Luckily as of 3.6 (2015), Mercurial offers the ability for the server to host a pre-bundled snapshot, or clonebundle, of the entire repository externally. When cloning, clients then automatically download the clonebundle first, immediately and transparently followed by a pull for any recent changes not in the bundle.

On the client you can tell when a clonebundle is being applied:

$ hg clone https://bitbucket.org/pypy/pypy
destination directory: pypy
applying clone bundle from https://media-api.atlassian.io/file/197da297-28a0-4a44-8f78-54c8ccafb845/binary?token=eyJhbGciOiJIUzI1NiIsInR5cCI6IkpXVCJ9.eyJpc3MiOiJiNjRjYThlNi1lNzAzLTRjYjktOGYzMC1jYWU0NGY3MGVhMjQiLCJhY2Nlc3MiOnsidXJuOmZpbGVzdG9yZTpmaWxlOjE5N2RhMjk3LTI4YTAtNGE0NC04Zjc4LTU0YzhjY2FmYjg0NSI6WyJyZWFkIl19LCJuYmYiOjE0ODM2NTI3NzYsImV4cCI6MTQ4MzY1MzE5Nn0.TxibjiWrLa6F-qvyHjav65SfyNVRSFUmsLEmloH4-k0&client=b64ca8e6-e703-4cb9-8f30-cae44f70ea24
adding changesets
adding manifests
adding file changes
added 89375 changesets with 279660 changes to 46755 files (+179 heads)
finished applying clone bundle
searching for changes
adding changesets
adding manifests
adding file changes
added 9 changesets with 13 changes to 8 files (+1 heads)
updating to branch default
5528 files updated, 0 files merged, 0 files removed, 0 files unresolved

Here you can see that the clonebundle did the heavy lifting, providing the client with 89375 changesets, while Bitbucket only had to provide an additional 9 through the subsequent pull, making what would normally have been a very costly, CPU-bound server-side operation effectively free.

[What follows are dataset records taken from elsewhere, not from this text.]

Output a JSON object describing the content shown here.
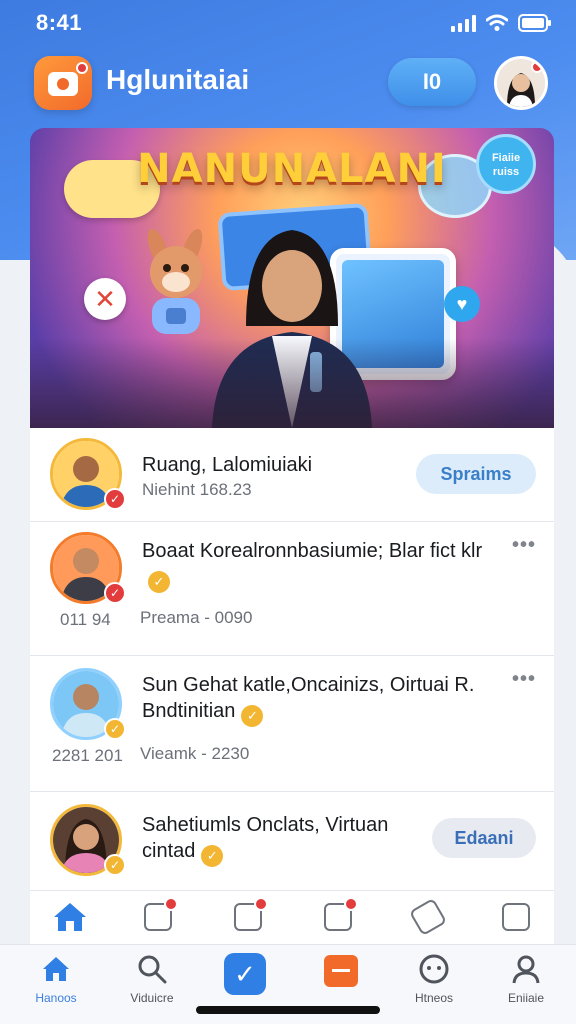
{
  "status_bar": {
    "time": "8:41"
  },
  "header": {
    "app_title": "Hglunitaiai",
    "action_button_label": "I0"
  },
  "banner": {
    "title": "NANUNALANI",
    "badge_text": "Fiaiie ruiss",
    "close_glyph": "✕"
  },
  "list": [
    {
      "title": "Ruang, Lalomiuiaki",
      "subtitle": "Niehint 168.23",
      "button_label": "Spraims",
      "left_meta": ""
    },
    {
      "title": "Boaat Korealronnbasiumie; Blar fict klr",
      "subtitle": "Preama - 0090",
      "button_label": "",
      "left_meta": "011 94"
    },
    {
      "title": "Sun Gehat katle,Oncainizs, Oirtuai R. Bndtinitian",
      "subtitle": "Vieamk - 2230",
      "button_label": "",
      "left_meta": "2281 201"
    },
    {
      "title": "Sahetiumls Onclats, Virtuan cintad",
      "subtitle": "",
      "button_label": "Edaani",
      "left_meta": ""
    }
  ],
  "bottom_nav": [
    {
      "label": "Hanoos",
      "icon": "home-icon"
    },
    {
      "label": "Viduicre",
      "icon": "search-icon"
    },
    {
      "label": "",
      "icon": "check-icon"
    },
    {
      "label": "",
      "icon": "chat-icon"
    },
    {
      "label": "Htneos",
      "icon": "game-controller-icon"
    },
    {
      "label": "Eniiaie",
      "icon": "profile-icon"
    }
  ],
  "colors": {
    "primary": "#3e7be0",
    "accent_orange": "#f26a2a",
    "verified": "#f2b632",
    "alert": "#e23c3c"
  }
}
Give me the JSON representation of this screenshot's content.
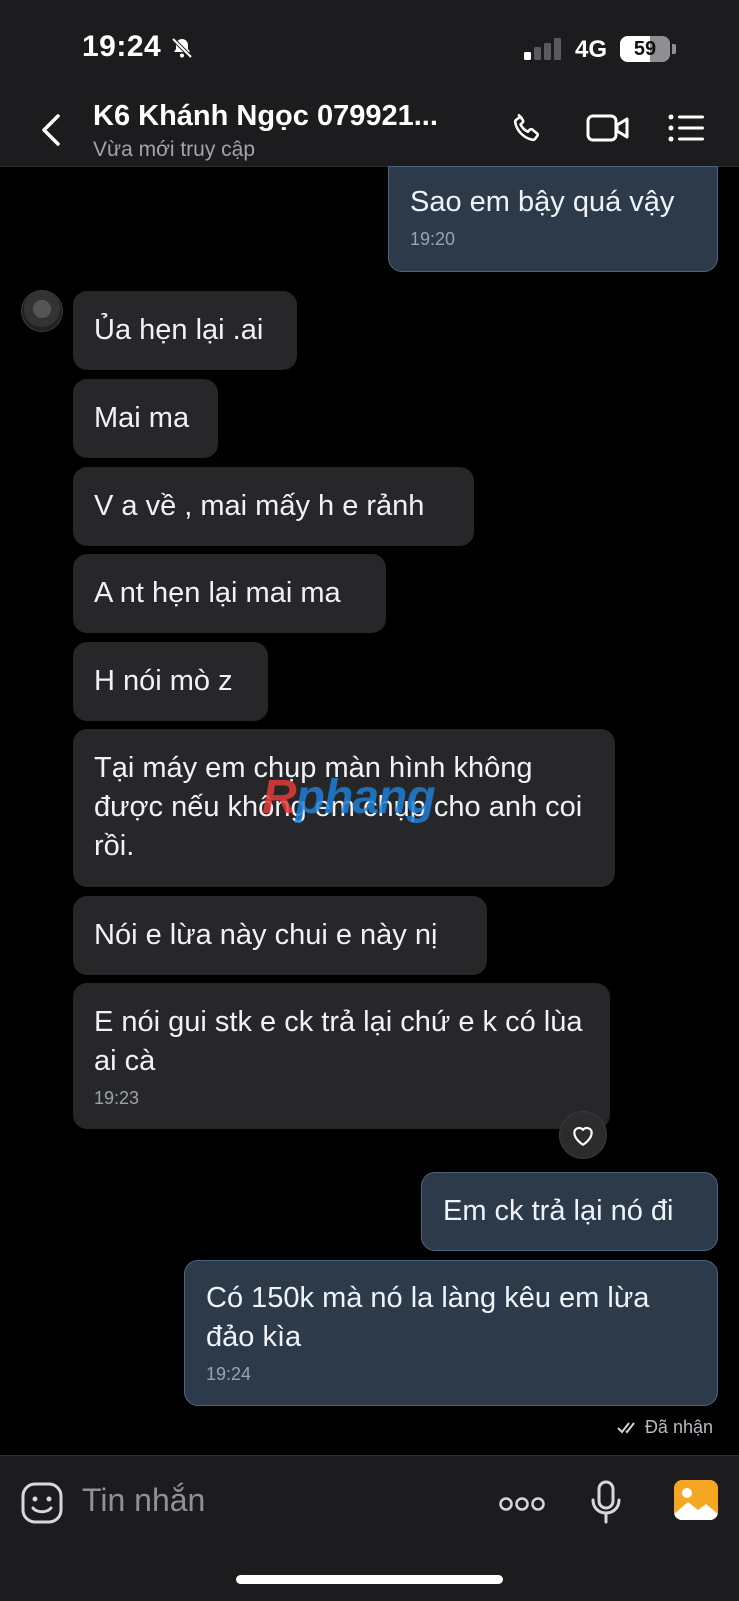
{
  "status_bar": {
    "time": "19:24",
    "network": "4G",
    "battery": "59",
    "battery_level": 0.59
  },
  "header": {
    "contact_name": "K6 Khánh Ngọc 079921...",
    "status": "Vừa mới truy cập"
  },
  "messages": [
    {
      "dir": "out",
      "text": "Sao em bậy quá vậy",
      "time": "19:20"
    },
    {
      "dir": "in",
      "text": "Ủa hẹn lại .ai"
    },
    {
      "dir": "in",
      "text": "Mai ma"
    },
    {
      "dir": "in",
      "text": "V a về , mai mấy h e rảnh"
    },
    {
      "dir": "in",
      "text": "A nt hẹn lại mai ma"
    },
    {
      "dir": "in",
      "text": "H nói mò z"
    },
    {
      "dir": "in",
      "text": "Tại máy em chụp màn hình không được nếu không em chụp cho anh coi rồi."
    },
    {
      "dir": "in",
      "text": "Nói e lừa này chui e này nị"
    },
    {
      "dir": "in",
      "text": "E nói gui stk e ck trả lại chứ e k có lùa ai cà",
      "time": "19:23"
    },
    {
      "dir": "out",
      "text": "Em ck trả lại nó đi"
    },
    {
      "dir": "out",
      "text": "Có 150k mà nó la làng kêu em lừa đảo kìa",
      "time": "19:24"
    }
  ],
  "read_receipt": "Đã nhận",
  "watermark": {
    "part1": "R",
    "part2": "phang"
  },
  "composer": {
    "placeholder": "Tin nhắn"
  },
  "colors": {
    "accent_photo": "#f5a623",
    "bubble_in": "#27272a",
    "bubble_out": "#2c3a4a",
    "background": "#000000"
  }
}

The additional benefit is that since clonebundles are static files, they can be served much quicker than when they were generated on the fly, leading to substantially faster clone times in some cases.

The latency of the additional HTTP request to fetch the bundle tends to outweigh the benefit of the faster download on very small repos and so you may not see a clonebundle for every repository.

Besides using Mercurial 3.6 or higher, there is nothing you need to do to take advantage of clonebundles.

GeneralDelta revlogs: improved compression

The past few years also saw an improvement in compression efficiency through a modification in Mercurial's revlog file format.

A revlog file is a series of revisions. When a new revision arrives, its content is compared against the previous revision in the file and a zlib-compressed delta/diff is generated and appended to the revlog. Similar to MPEG video's "key frames", the length of the "delta chain" is kept in check by occasionally storing a full revision.

Unfortunately a revlog linearizes the DAG, interleaving revisions from parallel branches, and so a revision's physical parent in the revlog may not be its actual logical parent. Diffing revisions of diverging branches can lead to larger deltas in the revlog, affecting the overall compression ratio.

In version 1.9 (2010) this was addressed with the introduction of "GeneralDelta", which adds a logical parent pointer that allows deltas to be against their true logical parent, leading to smaller repos.

New repositories created with 3.7 (2016) or higher automatically use this new format, however old existing repos would need to be converted first. Over the holiday season we have done this on our end and so every repository on Bitbucket has become a little more efficient.

Mozilla's Gregory Szorc (incidentally also responsible for clonebundles) offers a ton more interesting detail on his blog.

Bundle2: a better wire transport format

When data is pushed or pulled, the bundle protocol is used. The original protocol however had limited extensibility and predated later features like bookmarks, phases and obsolescence, which lead to multi stage, non-atomic pushes that in rare cases could lead to race conditions.

The newer bundle2 protocol has addressed these and other issues. It also supports GeneralDelta, reducing not only the chattiness of the original protocol, but offering better compression too.

Until now, Bitbucket exclusively supported the original bundle1 protocol, but with the migration to GeneralDelta, we have also enabled bundle2. Clients running 3.6 or higher will now automatically use it. Older bundle1 clients remain supported too.